The president's comments marked the latest sign that gun control measures — or at least, the discussion of the legislation — had fresh momentum following the most recent round of horrific mass shootings.

“On background checks, we have tremendous support for really common sense, sensible, important background checks,” Trump told reporters on the White House lawn.

He said he’d spoken recently with “the people" at the National Rifle Association, which has aggressively fought all proposed gun control legislation in recent years, as well as with McConnell and several other senators who have been “hard-line” on gun rights.

“I spoke to Mitch McConnell yesterday. He's totally on board, he said ‘I've been waiting for your call,’” Trump said. “I spoke to senators that in some cases, friends of mine, but pretty hard-line senators ... hard-line on the Second Amendment.”

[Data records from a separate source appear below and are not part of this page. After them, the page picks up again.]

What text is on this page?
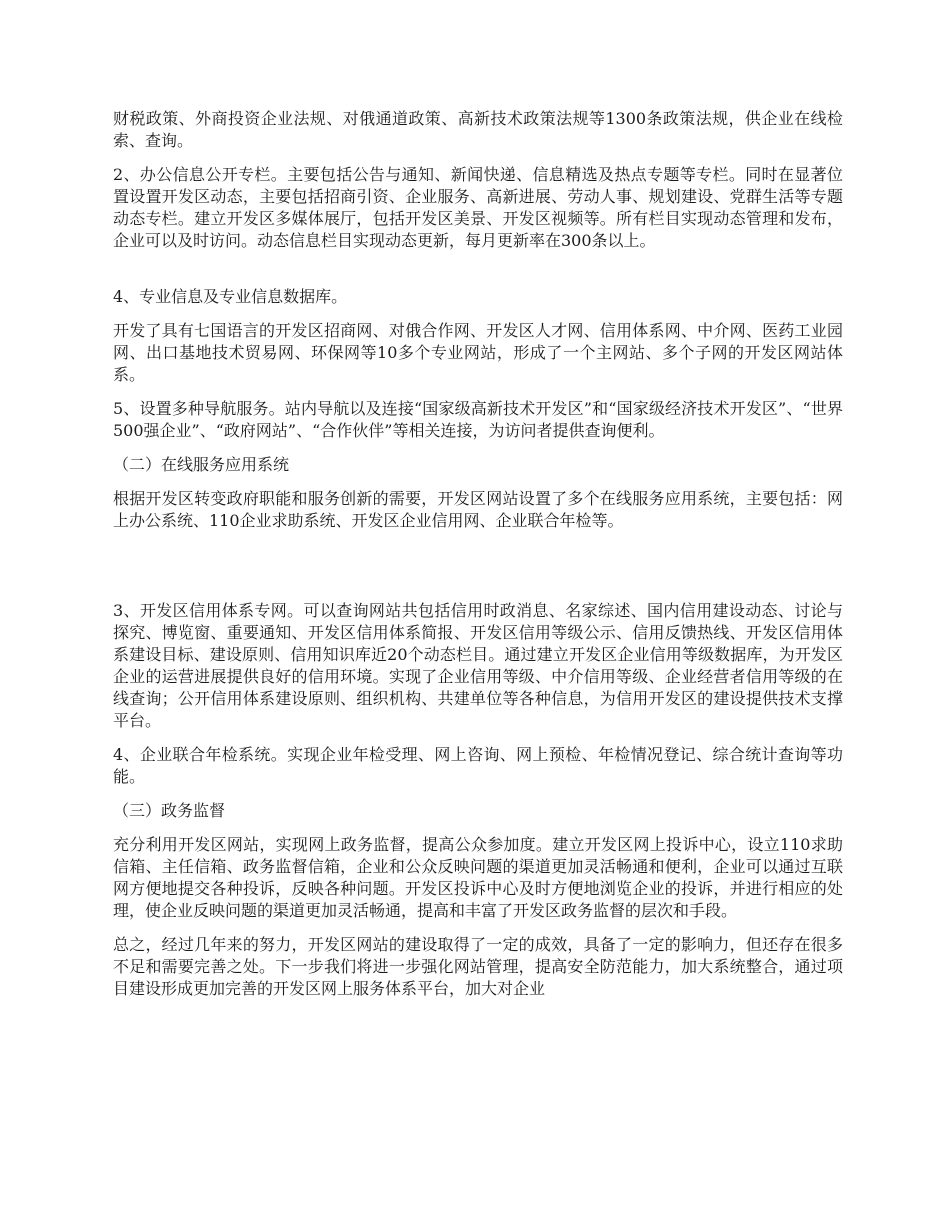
财税政策、外商投资企业法规、对俄通道政策、高新技术政策法规等1300条政策法规，供企业在线检索、查询。

2、办公信息公开专栏。主要包括公告与通知、新闻快递、信息精选及热点专题等专栏。同时在显著位置设置开发区动态，主要包括招商引资、企业服务、高新进展、劳动人事、规划建设、党群生活等专题动态专栏。建立开发区多媒体展厅，包括开发区美景、开发区视频等。所有栏目实现动态管理和发布，企业可以及时访问。动态信息栏目实现动态更新，每月更新率在300条以上。

4、专业信息及专业信息数据库。

开发了具有七国语言的开发区招商网、对俄合作网、开发区人才网、信用体系网、中介网、医药工业园网、出口基地技术贸易网、环保网等10多个专业网站，形成了一个主网站、多个子网的开发区网站体系。

5、设置多种导航服务。站内导航以及连接“国家级高新技术开发区”和“国家级经济技术开发区”、“世界500强企业”、“政府网站”、“合作伙伴”等相关连接，为访问者提供查询便利。

（二）在线服务应用系统

根据开发区转变政府职能和服务创新的需要，开发区网站设置了多个在线服务应用系统，主要包括：网上办公系统、110企业求助系统、开发区企业信用网、企业联合年检等。

3、开发区信用体系专网。可以查询网站共包括信用时政消息、名家综述、国内信用建设动态、讨论与探究、博览窗、重要通知、开发区信用体系简报、开发区信用等级公示、信用反馈热线、开发区信用体系建设目标、建设原则、信用知识库近20个动态栏目。通过建立开发区企业信用等级数据库，为开发区企业的运营进展提供良好的信用环境。实现了企业信用等级、中介信用等级、企业经营者信用等级的在线查询；公开信用体系建设原则、组织机构、共建单位等各种信息，为信用开发区的建设提供技术支撑平台。

4、企业联合年检系统。实现企业年检受理、网上咨询、网上预检、年检情况登记、综合统计查询等功能。

（三）政务监督

充分利用开发区网站，实现网上政务监督，提高公众参加度。建立开发区网上投诉中心，设立110求助信箱、主任信箱、政务监督信箱，企业和公众反映问题的渠道更加灵活畅通和便利，企业可以通过互联网方便地提交各种投诉，反映各种问题。开发区投诉中心及时方便地浏览企业的投诉，并进行相应的处理，使企业反映问题的渠道更加灵活畅通，提高和丰富了开发区政务监督的层次和手段。

总之，经过几年来的努力，开发区网站的建设取得了一定的成效，具备了一定的影响力，但还存在很多不足和需要完善之处。下一步我们将进一步强化网站管理，提高安全防范能力，加大系统整合，通过项目建设形成更加完善的开发区网上服务体系平台，加大对企业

“And they understand, we don't want insane people, mentally ill people, bad people, dangerous people, we don't want guns in the hands of the wrong people,” Trump said.

Trump, however, said he didn't feel there was any reason to have Congress end its summer recess early to deal with the issue.

"By the time you call them back they're going to be back anyway," he said. "I don't think we'll need to call them back. I think we'll have a very good package by the time they come back and they can start debating and voting on it then."

During more than 30 minutes of comments, Trump nevertheless predicted that Republicans would “lead the charge, along with the Democrats” in attempting to get a package of gun control bills passed.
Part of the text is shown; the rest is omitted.